Los Juegos del Aniversario de Sainsbury se llevarán a cabo en el Estadio, Parque Olímpico Queen Elizabeth del 26 al 28 de julio.


Greg Rutherford: & # x27Aquí viene Londres 2012 y todo va bien & # x27

Eran tres esa noche inolvidable. El trío de atletas británicos necesitó solo 46 minutos en el Estadio Olímpico para producir una emotiva serie de logros ganadores de medallas de oro que estarán vinculados para siempre en la memoria colectiva de Londres 2012 como el Súper Sábado. Jessica Ennis resistió la prolongada expectativa del público para sellar la victoria en el heptatlón, mientras que la ardiente carrera de Mo Farah le ganó los 10,000 m.
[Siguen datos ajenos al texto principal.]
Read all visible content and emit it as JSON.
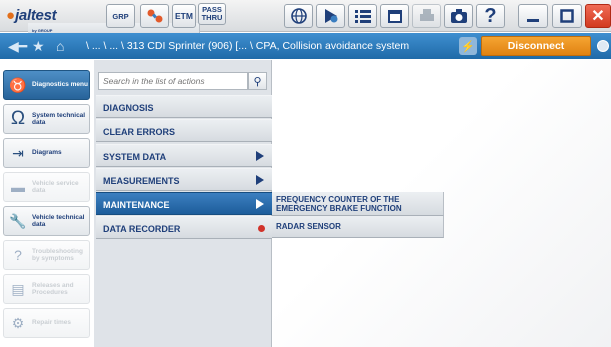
{
  "toolbar": {
    "logo": "jaltest",
    "logo_sub": "by GROUP",
    "grp_label": "GRP",
    "etm_label": "ETM",
    "pass_label": "PASS\nTHRU",
    "icons": [
      "globe-icon",
      "vehicle-icon",
      "list-icon",
      "calendar-icon",
      "print-icon",
      "camera-icon",
      "help-icon",
      "minimize-icon",
      "maximize-icon",
      "close-icon"
    ],
    "help_label": "?"
  },
  "navbar": {
    "breadcrumb": "\\ ... \\ ... \\ 313 CDI Sprinter (906) [... \\ CPA, Collision avoidance system",
    "disconnect_label": "Disconnect",
    "accent": "#2b78bb",
    "disconnect_color": "#f0951f"
  },
  "sidebar": {
    "items": [
      {
        "label": "Diagnostics menu",
        "icon": "diagnostics-icon"
      },
      {
        "label": "System technical data",
        "icon": "omega-icon"
      },
      {
        "label": "Diagrams",
        "icon": "diagram-icon"
      },
      {
        "label": "Vehicle service data",
        "icon": "service-icon"
      },
      {
        "label": "Vehicle technical data",
        "icon": "wrench-icon"
      },
      {
        "label": "Troubleshooting by symptoms",
        "icon": "troubleshooting-icon"
      },
      {
        "label": "Releases and Procedures",
        "icon": "releases-icon"
      },
      {
        "label": "Repair times",
        "icon": "repair-icon"
      }
    ]
  },
  "actions": {
    "search_placeholder": "Search in the list of actions",
    "items": [
      {
        "label": "DIAGNOSIS"
      },
      {
        "label": "CLEAR ERRORS"
      },
      {
        "label": "SYSTEM DATA"
      },
      {
        "label": "MEASUREMENTS"
      },
      {
        "label": "MAINTENANCE"
      },
      {
        "label": "DATA RECORDER"
      }
    ]
  },
  "submenu": {
    "items": [
      {
        "label": "FREQUENCY COUNTER OF THE EMERGENCY BRAKE FUNCTION"
      },
      {
        "label": "RADAR SENSOR"
      }
    ]
  }
}
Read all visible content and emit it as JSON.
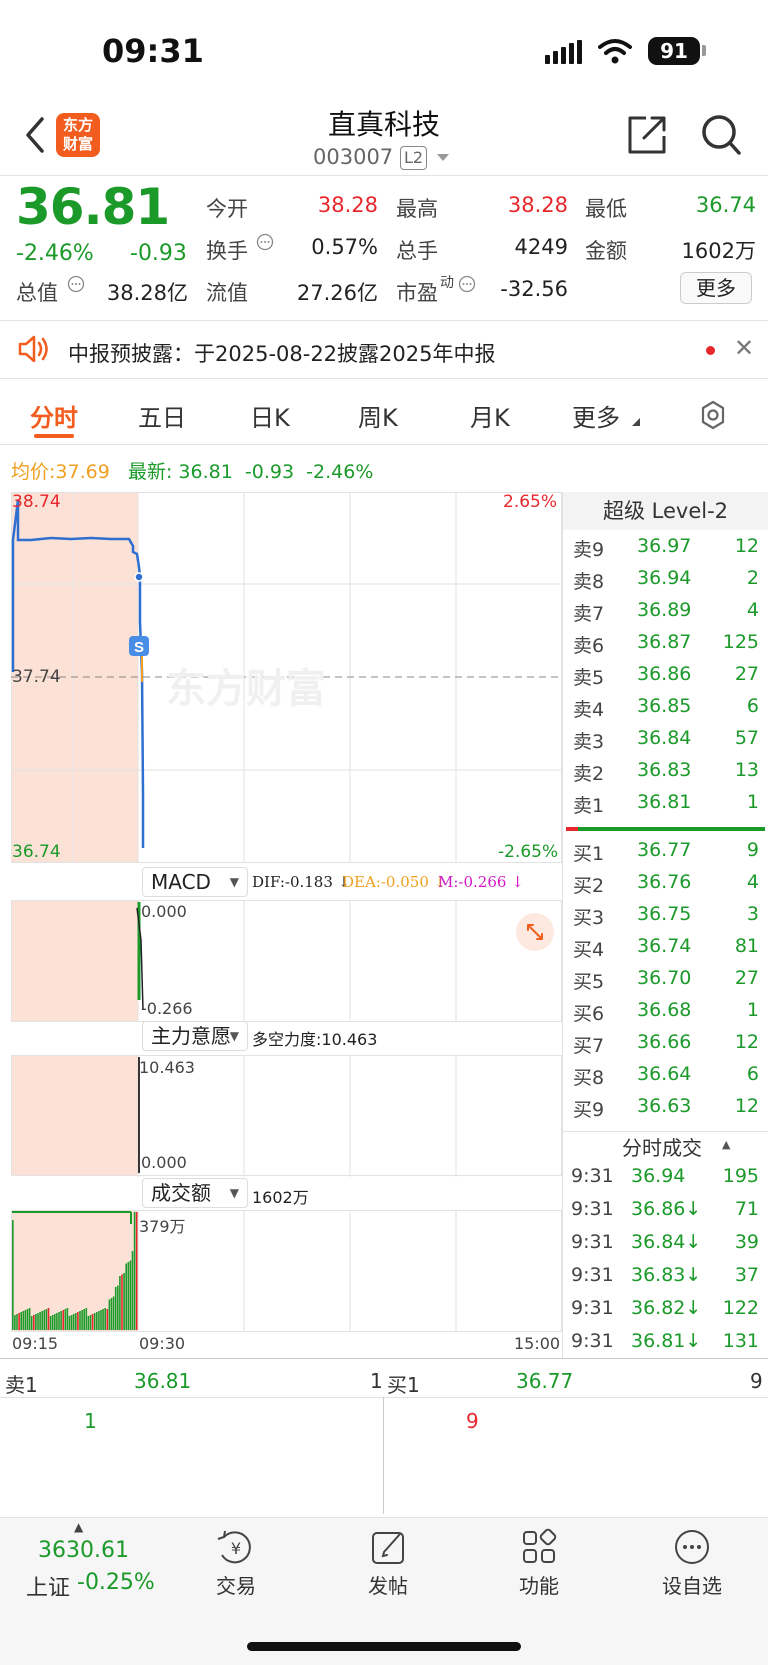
{
  "status_bar": {
    "time": "09:31",
    "battery": "91"
  },
  "header": {
    "logo_line1": "东方",
    "logo_line2": "财富",
    "stock_name": "直真科技",
    "stock_code": "003007",
    "level_badge": "L2"
  },
  "quote": {
    "price": "36.81",
    "change_pct": "-2.46%",
    "change": "-0.93",
    "fields": {
      "open_label": "今开",
      "open": "38.28",
      "high_label": "最高",
      "high": "38.28",
      "low_label": "最低",
      "low": "36.74",
      "turnover_label": "换手",
      "turnover": "0.57%",
      "volume_label": "总手",
      "volume": "4249",
      "amount_label": "金额",
      "amount": "1602万",
      "mktcap_label": "总值",
      "mktcap": "38.28亿",
      "float_label": "流值",
      "float": "27.26亿",
      "pe_label": "市盈",
      "pe_sup": "动",
      "pe": "-32.56"
    },
    "more_label": "更多"
  },
  "notice": {
    "text": "中报预披露：于2025-08-22披露2025年中报"
  },
  "tabs": [
    "分时",
    "五日",
    "日K",
    "周K",
    "月K",
    "更多"
  ],
  "intraday": {
    "avg_label": "均价:",
    "avg": "37.69",
    "latest_label": "最新:",
    "latest": "36.81",
    "latest_change": "-0.93",
    "latest_pct": "-2.46%",
    "y_max": "38.74",
    "y_mid": "37.74",
    "y_min": "36.74",
    "pct_max": "2.65%",
    "pct_min": "-2.65%",
    "watermark": "东方财富",
    "trade_marker": "S",
    "time_start": "09:15",
    "time_open": "09:30",
    "time_end": "15:00"
  },
  "macd": {
    "label": "MACD",
    "dif": "DIF:-0.183 ↓",
    "dea": "DEA:-0.050 ↓",
    "m": "M:-0.266 ↓",
    "top": "0.000",
    "bottom": "-0.266"
  },
  "main_force": {
    "label": "主力意愿",
    "text": "多空力度:10.463",
    "top": "10.463",
    "bottom": "0.000"
  },
  "turnover_chart": {
    "label": "成交额",
    "text": "1602万",
    "top": "379万"
  },
  "order_book": {
    "title": "超级 Level-2",
    "asks": [
      {
        "label": "卖9",
        "price": "36.97",
        "vol": "12"
      },
      {
        "label": "卖8",
        "price": "36.94",
        "vol": "2"
      },
      {
        "label": "卖7",
        "price": "36.89",
        "vol": "4"
      },
      {
        "label": "卖6",
        "price": "36.87",
        "vol": "125"
      },
      {
        "label": "卖5",
        "price": "36.86",
        "vol": "27"
      },
      {
        "label": "卖4",
        "price": "36.85",
        "vol": "6"
      },
      {
        "label": "卖3",
        "price": "36.84",
        "vol": "57"
      },
      {
        "label": "卖2",
        "price": "36.83",
        "vol": "13"
      },
      {
        "label": "卖1",
        "price": "36.81",
        "vol": "1"
      }
    ],
    "bids": [
      {
        "label": "买1",
        "price": "36.77",
        "vol": "9"
      },
      {
        "label": "买2",
        "price": "36.76",
        "vol": "4"
      },
      {
        "label": "买3",
        "price": "36.75",
        "vol": "3"
      },
      {
        "label": "买4",
        "price": "36.74",
        "vol": "81"
      },
      {
        "label": "买5",
        "price": "36.70",
        "vol": "27"
      },
      {
        "label": "买6",
        "price": "36.68",
        "vol": "1"
      },
      {
        "label": "买7",
        "price": "36.66",
        "vol": "12"
      },
      {
        "label": "买8",
        "price": "36.64",
        "vol": "6"
      },
      {
        "label": "买9",
        "price": "36.63",
        "vol": "12"
      }
    ]
  },
  "trade_details": {
    "title": "分时成交",
    "rows": [
      {
        "time": "9:31",
        "price": "36.94",
        "vol": "195"
      },
      {
        "time": "9:31",
        "price": "36.86↓",
        "vol": "71"
      },
      {
        "time": "9:31",
        "price": "36.84↓",
        "vol": "39"
      },
      {
        "time": "9:31",
        "price": "36.83↓",
        "vol": "37"
      },
      {
        "time": "9:31",
        "price": "36.82↓",
        "vol": "122"
      },
      {
        "time": "9:31",
        "price": "36.81↓",
        "vol": "131"
      }
    ]
  },
  "bottom_quote": {
    "ask_label": "卖1",
    "ask_price": "36.81",
    "ask_vol": "1",
    "bid_label": "买1",
    "bid_price": "36.77",
    "bid_vol": "9",
    "ask_queue": "1",
    "bid_queue": "9"
  },
  "bottom_nav": {
    "index_value": "3630.61",
    "index_name": "上证",
    "index_change": "-0.25%",
    "items": [
      "交易",
      "发帖",
      "功能",
      "设自选"
    ]
  }
}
Ambos han disfrutado de una exposición sostenida durante el año pasado, con un valor de su patrocinio post-olímpico, respectivamente, 2,5 millones de libras esterlinas y 3 millones de libras esterlinas.

La vida ha sido diferente para Greg Rutherford. Su medalla de oro en el salto de longitud proporcionó un relleno sorprendente entre las celebraciones del escaparate para las estrellas amables pero brillantes del Equipo GB. Sin embargo, incluso su condición de campeón olímpico no ha ayudado a Rutherford a retener a su patrocinador ni le ha valido ninguna otra oportunidad duradera. A raíz de su éxito aparentemente que le cambió la vida, Nike lo dejó caer y lo acechó nuevamente la desgracia que lo socavó antes de Londres.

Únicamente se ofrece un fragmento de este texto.